The illustration shows results for three separate simulations in which the network was trained with N = 15, 20 or 30 hand-centred target locations. The conventions used in this figure are the same like in Fig 6. It can be seen that the distribution of hand-centred neurons across the hand-centred space is approximately uniform for simulations with 15, 20 or 30 hand-centred target locations. These results confirm that CT learning produced an even visual representation of the space around the hand for all three simulations.
Table 4.
Parameters of the training image sets used for the simulations represented in Fig 10.
The stimulus sets used for the PCA were parameterized according to the rows (a) to (f). Each set consisted of images of hand-object configurations shown across different retinal locations.
Fig 10.
Eigenimage representations of stimulus sets used for six selected simulations.

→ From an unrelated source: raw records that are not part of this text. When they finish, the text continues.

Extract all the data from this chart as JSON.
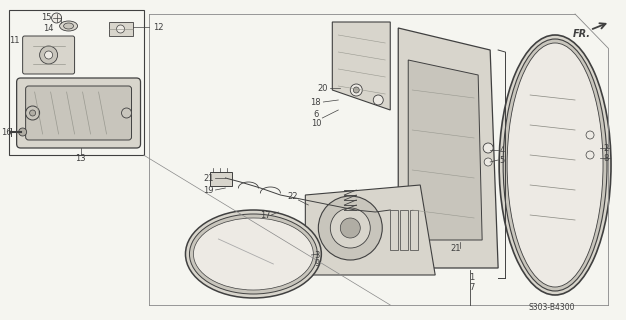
{
  "background_color": "#f5f5f0",
  "diagram_color": "#3a3a3a",
  "diagram_ref": "S303-B4300",
  "fr_label": "FR.",
  "figsize": [
    6.26,
    3.2
  ],
  "dpi": 100,
  "line_color": "#404040",
  "fill_light": "#d8d5cc",
  "fill_mid": "#c8c5bc",
  "fill_dark": "#b0ada4",
  "fill_white": "#edeae4"
}
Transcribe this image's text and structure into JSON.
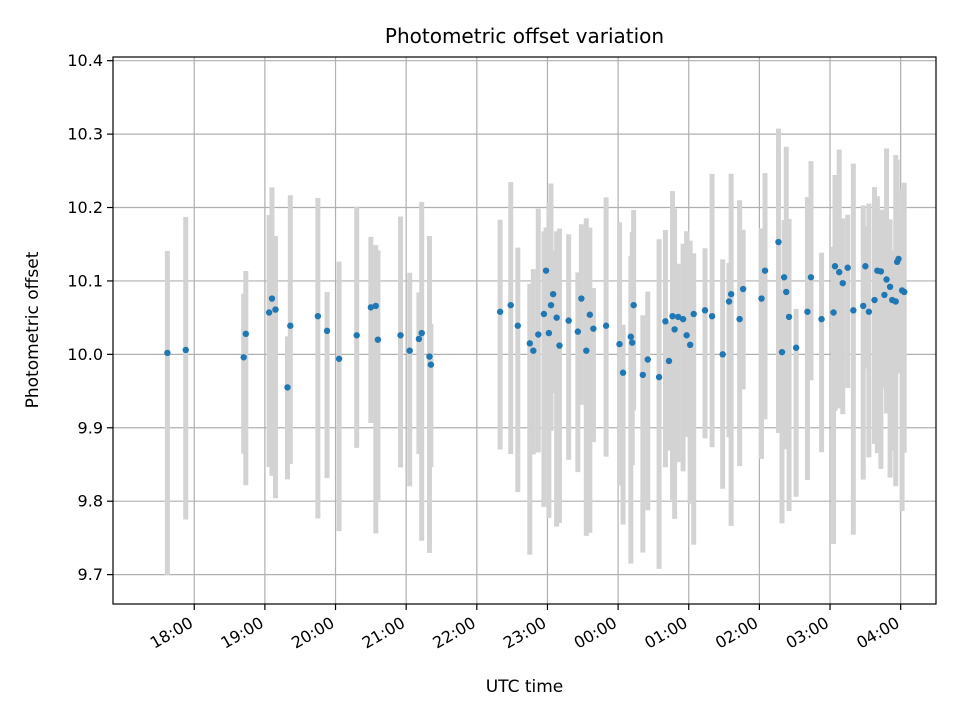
{
  "chart_data": {
    "type": "scatter",
    "title": "Photometric offset variation",
    "xlabel": "UTC time",
    "ylabel": "Photometric offset",
    "x_tick_labels": [
      "18:00",
      "19:00",
      "20:00",
      "21:00",
      "22:00",
      "23:00",
      "00:00",
      "01:00",
      "02:00",
      "03:00",
      "04:00"
    ],
    "y_tick_labels": [
      "9.7",
      "9.8",
      "9.9",
      "10.0",
      "10.1",
      "10.2",
      "10.3",
      "10.4"
    ],
    "y_ticks": [
      9.7,
      9.8,
      9.9,
      10.0,
      10.1,
      10.2,
      10.3,
      10.4
    ],
    "xlim_hours": [
      16.85,
      28.5
    ],
    "ylim": [
      9.66,
      10.405
    ],
    "grid": true,
    "colors": {
      "point": "#1f77b4",
      "errorbar": "#d3d3d3",
      "grid": "#b0b0b0"
    },
    "series": [
      {
        "values_hours": [
          17.62,
          17.88,
          18.7,
          18.73,
          19.06,
          19.1,
          19.15,
          19.32,
          19.36,
          19.75,
          19.88,
          20.05,
          20.3,
          20.5,
          20.57,
          20.6,
          20.92,
          21.05,
          21.18,
          21.22,
          21.33,
          21.35,
          22.33,
          22.48,
          22.58,
          22.75,
          22.8,
          22.87,
          22.95,
          22.98,
          23.02,
          23.05,
          23.08,
          23.13,
          23.17,
          23.3,
          23.43,
          23.48,
          23.55,
          23.6,
          23.65,
          23.83,
          24.02,
          24.07,
          24.18,
          24.2,
          24.22,
          24.35,
          24.42,
          24.58,
          24.67,
          24.72,
          24.77,
          24.8,
          24.85,
          24.92,
          24.97,
          25.02,
          25.07,
          25.23,
          25.33,
          25.48,
          25.57,
          25.6,
          25.72,
          25.77,
          26.03,
          26.08,
          26.27,
          26.32,
          26.35,
          26.38,
          26.42,
          26.52,
          26.68,
          26.73,
          26.88,
          27.05,
          27.07,
          27.13,
          27.18,
          27.25,
          27.33,
          27.47,
          27.5,
          27.55,
          27.63,
          27.67,
          27.72,
          27.77,
          27.8,
          27.85,
          27.88,
          27.93,
          27.95,
          27.97,
          28.02,
          28.05
        ],
        "values": [
          10.002,
          10.006,
          9.996,
          10.028,
          10.057,
          10.076,
          10.061,
          9.955,
          10.039,
          10.052,
          10.032,
          9.994,
          10.026,
          10.064,
          10.066,
          10.02,
          10.026,
          10.005,
          10.021,
          10.029,
          9.997,
          9.986,
          10.058,
          10.067,
          10.039,
          10.015,
          10.005,
          10.027,
          10.055,
          10.114,
          10.029,
          10.067,
          10.082,
          10.05,
          10.012,
          10.046,
          10.031,
          10.076,
          10.005,
          10.054,
          10.035,
          10.039,
          10.014,
          9.975,
          10.024,
          10.016,
          10.067,
          9.972,
          9.993,
          9.969,
          10.045,
          9.991,
          10.052,
          10.034,
          10.051,
          10.048,
          10.026,
          10.013,
          10.055,
          10.06,
          10.052,
          10.0,
          10.072,
          10.082,
          10.048,
          10.089,
          10.076,
          10.114,
          10.153,
          10.003,
          10.105,
          10.085,
          10.051,
          10.009,
          10.058,
          10.105,
          10.048,
          10.057,
          10.12,
          10.112,
          10.097,
          10.118,
          10.06,
          10.066,
          10.12,
          10.058,
          10.074,
          10.114,
          10.113,
          10.081,
          10.102,
          10.092,
          10.074,
          10.072,
          10.126,
          10.13,
          10.087,
          10.085
        ]
      }
    ]
  }
}
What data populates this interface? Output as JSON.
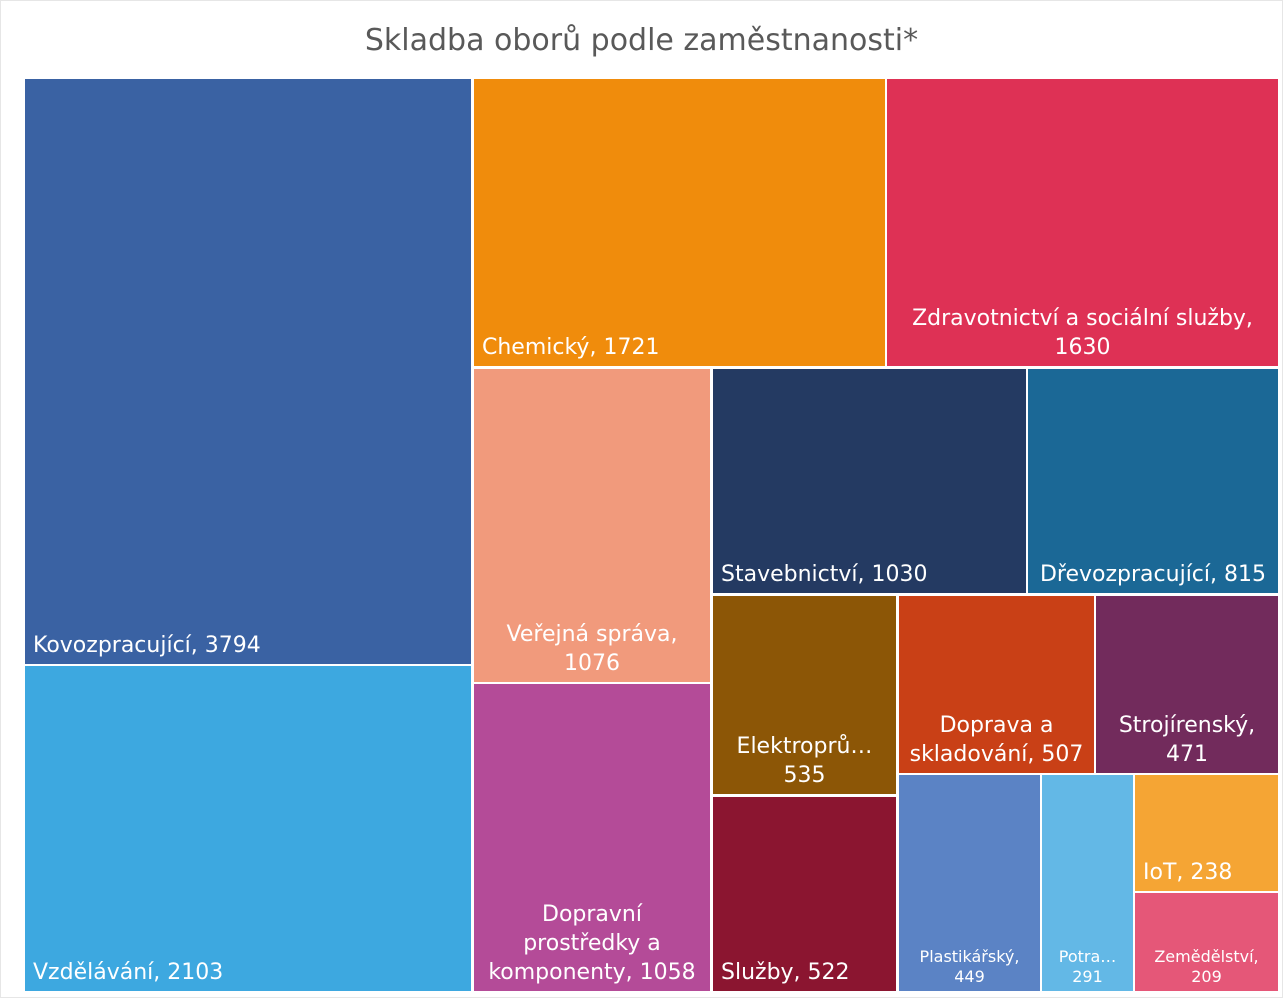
{
  "chart_data": {
    "type": "treemap",
    "title": "Skladba oborů podle zaměstnanosti*",
    "categories": [
      "Kovozpracující,",
      "Vzdělávání,",
      "Chemický,",
      "Zdravotnictví a sociální služby,",
      "Veřejná správa,",
      "Dopravní prostředky a komponenty,",
      "Stavebnictví,",
      "Dřevozpracující,",
      "Elektroprů…",
      "Služby,",
      "Doprava a skladování,",
      "Strojírenský,",
      "Plastikářský,",
      "Potra…",
      "IoT,",
      "Zemědělství,"
    ],
    "values": [
      3794,
      2103,
      1721,
      1630,
      1076,
      1058,
      1030,
      815,
      535,
      522,
      507,
      471,
      449,
      291,
      238,
      209
    ],
    "colors": [
      "#3a62a3",
      "#3da8e0",
      "#f08c0c",
      "#de3155",
      "#f19a7c",
      "#b44b98",
      "#243a62",
      "#1b6896",
      "#8c5606",
      "#8b1530",
      "#c94016",
      "#722b5c",
      "#5b83c5",
      "#63b8e6",
      "#f5a534",
      "#e55778"
    ]
  }
}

The results of a PCA of the stimulus sets used for six different simulations are shown in rows (a) to (f) respectively. The stimulus set for each simulation consists of images of a number of alternative hand-object configurations presented across all retinal locations. These sets were parameterized according to Table 4. Columns 1 to 5 show the first five eigenimages of the stimulus set used for the simulation represented in each row. The sixth column shows the (cumulative) explained variance of the first 5 principal components. The simulations represented in rows (a), (b), (c) and (e) developed hand-centred output neurons, while the simulations shown in rows (d) and (f) did not develop hand-centred neurons. It is evident from the eigenimages shown in the figure that for those simulations that produced hand-centred output neurons, the highest principal component eigenimages represent the positions of targets with respect to the hand rather than the retinal location of hand-object configurations. Thus, for those simulations in which hand-centred output neurons developed, the greatest source of variance arises from changes in the hand-centred locations of target objects rather than changes in retinal locations of the hand-object configurations.